The ReFunk founders (Meredith Davis, Anna Sheehan, Ellie Walters and Ellen Ryall) who are bringing furniture full-circle!

The UK is the 2nd largest furniture market in Europe (after Germany) with a market size of £3.2b, yet 22 million pieces of furniture are discarded in the region each year. Thankfully consumers are becoming increasingly sustainably-minded when purchasing furniture, as demonstrated by eBay UK recording a 171% increase in search for ‘sustainable furniture’ and internet searches for upcycling doubling across the UK since 2018. Gen Z are driving the move towards the circular economy through their fashion choices, by supporting fashion resale and rental brands such as Depop, By Rotation and HURR.

Another thriving slow fashion platform, SOJO, facilitates clothing repairs and alterations and facilitates the same services of repair and improvement as ReFunk but in the fashion industry. The startup, led by Josephine Philips, secured £1.8 million in pre-seed funding with a star-studded list of angels including Simon Beckerman, founder of Depop, and Grace Beverly, founder of TALA and social media influencer. We hope to emulate the success of SOJO in the furniture industry, by empowering consumers to repair and upcycle furniture with ease. Furniture is the most obvious next step after the circular fashion revolution and we aim to position ourselves as an aspirational circular brand for Gen Z when they are graduating from fashion to furniture.

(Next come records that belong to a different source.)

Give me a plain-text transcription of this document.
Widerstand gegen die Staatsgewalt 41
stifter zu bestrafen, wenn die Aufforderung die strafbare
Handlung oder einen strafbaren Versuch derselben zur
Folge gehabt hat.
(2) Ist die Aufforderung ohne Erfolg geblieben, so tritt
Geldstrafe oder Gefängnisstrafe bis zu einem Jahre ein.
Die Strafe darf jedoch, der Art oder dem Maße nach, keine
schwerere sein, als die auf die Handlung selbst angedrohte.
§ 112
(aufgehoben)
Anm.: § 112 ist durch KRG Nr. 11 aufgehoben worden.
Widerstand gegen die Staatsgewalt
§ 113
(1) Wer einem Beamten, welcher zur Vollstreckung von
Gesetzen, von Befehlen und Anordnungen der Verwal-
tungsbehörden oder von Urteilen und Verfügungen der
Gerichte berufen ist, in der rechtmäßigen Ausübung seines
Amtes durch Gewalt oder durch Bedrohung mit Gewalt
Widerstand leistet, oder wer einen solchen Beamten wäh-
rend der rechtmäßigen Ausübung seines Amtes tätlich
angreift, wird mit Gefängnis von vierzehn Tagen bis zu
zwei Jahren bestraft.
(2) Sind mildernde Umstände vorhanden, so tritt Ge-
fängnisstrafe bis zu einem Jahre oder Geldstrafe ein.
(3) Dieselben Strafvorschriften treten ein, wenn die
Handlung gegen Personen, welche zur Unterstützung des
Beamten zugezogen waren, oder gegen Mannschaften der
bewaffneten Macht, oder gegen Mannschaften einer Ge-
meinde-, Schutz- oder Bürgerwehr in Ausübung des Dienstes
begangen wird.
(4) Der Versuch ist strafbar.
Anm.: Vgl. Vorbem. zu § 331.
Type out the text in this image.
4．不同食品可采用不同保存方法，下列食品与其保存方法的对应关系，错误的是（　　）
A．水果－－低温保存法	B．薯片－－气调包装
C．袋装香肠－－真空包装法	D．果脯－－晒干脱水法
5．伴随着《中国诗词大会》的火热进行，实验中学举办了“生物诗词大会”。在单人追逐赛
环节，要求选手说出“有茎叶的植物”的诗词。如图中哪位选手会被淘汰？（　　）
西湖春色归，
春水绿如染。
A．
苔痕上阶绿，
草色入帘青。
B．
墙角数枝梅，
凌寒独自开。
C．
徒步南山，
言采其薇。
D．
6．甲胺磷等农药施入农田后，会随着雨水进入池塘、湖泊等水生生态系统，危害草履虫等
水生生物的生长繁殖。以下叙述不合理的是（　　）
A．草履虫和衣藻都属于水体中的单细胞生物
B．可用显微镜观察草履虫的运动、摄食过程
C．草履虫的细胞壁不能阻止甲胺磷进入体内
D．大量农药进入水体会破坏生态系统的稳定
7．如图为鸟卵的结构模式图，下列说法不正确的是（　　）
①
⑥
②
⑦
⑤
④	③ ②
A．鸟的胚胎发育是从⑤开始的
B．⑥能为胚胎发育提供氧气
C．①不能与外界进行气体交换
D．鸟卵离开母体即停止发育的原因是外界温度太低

The Burniture team at work in their London studio

Another initiative in the UK that realised fast furniture receives less scrutiny than fast fashion is Burniture , a cross-disciplinary collective with a mission to tackle sustainability and instant gratification culture in the furniture industry by promoting a “taste for waste”. I was lucky enough to meet the founder, Georgia Gibson , who is taking a novel approach to tackling the fast furniture problem. She established a collective of furniture creatives which functions like a fashion house, dropping collections and holding exhibitions, the first of which I attended in London in March. They have joined us in taking on the difficult job of repositioning upcycled furniture from “shabby-chic” to art that belongs in an exhibition.

The Burniture signature rocking chair

Another person levelling-up the perception of upcycling is Chris Billinghurst, founder of the The House of Upcycling, the leading authority on professional upcycling for interiors (named to position itself alongside revered fashion houses). What started as a Twitter hour (#UpcycledHour) in 2014 to becoming the only Industry Partner of the British Institute of Interior Design (BIID) associated with upcycling, Chris has revolutionised the industry and is now working to help the new wave of upcycling companies coming up the ranks to fuel the circular economy in the furniture sector. While Chris works with the cream of the upcycling crop in the UK, there are many well-established online upcycling community groups with the purpose of supporting each other in developing their craft, building their businesses and making friends as it can be a lonely endeavour - a prime example is Furniture Painters Unite UK which is 7.78k Upcyclers-strong!

In the UK, there is also an upcycling-specific marketplace called Upcite - which is similar to the original idea for ReFunk! Bigger interior marketplace brands are also catching onto the exponential growth of upcycling. Vinterior is the UK’s biggest second-hand furniture platform where people can buy and sell vintage and antique furniture, with over 2,000 people selling over 50,000 pieces. Their latest collaboration with heritage paint brand Farrow & Ball offers a limited-edition capsule collection of upcycled vintage pieces in the latest shades from Farrow & Ball. Vinterior’s brand director Lucy Ward commented that they have “seen a lot of interest in upcycled items in the past six months, it’s almost as popular as mid-century design… (and) this movement (is) continuing to grow”. Meanwhile Etsy, Ebay and Facebook have also each introduced an upcycled furniture section on their platforms. From our own research, 50-75% of upcycling is done on a commission-basis but this has not yet been tech-enabled on any of these platforms. The opportunity lies in “Upcycling as a service”, and making the growing gig economy element (of customers commissioning upcycled furniture) as convenient as buying fast furniture.

ReFunk upcycler Jeannette giving a pre-loved piece of furniture a new lease of life

It is clear this large community has not yet been effectively digitally mobilised, and the ReFunk team are determined to fill this gap and help bring furniture full circle!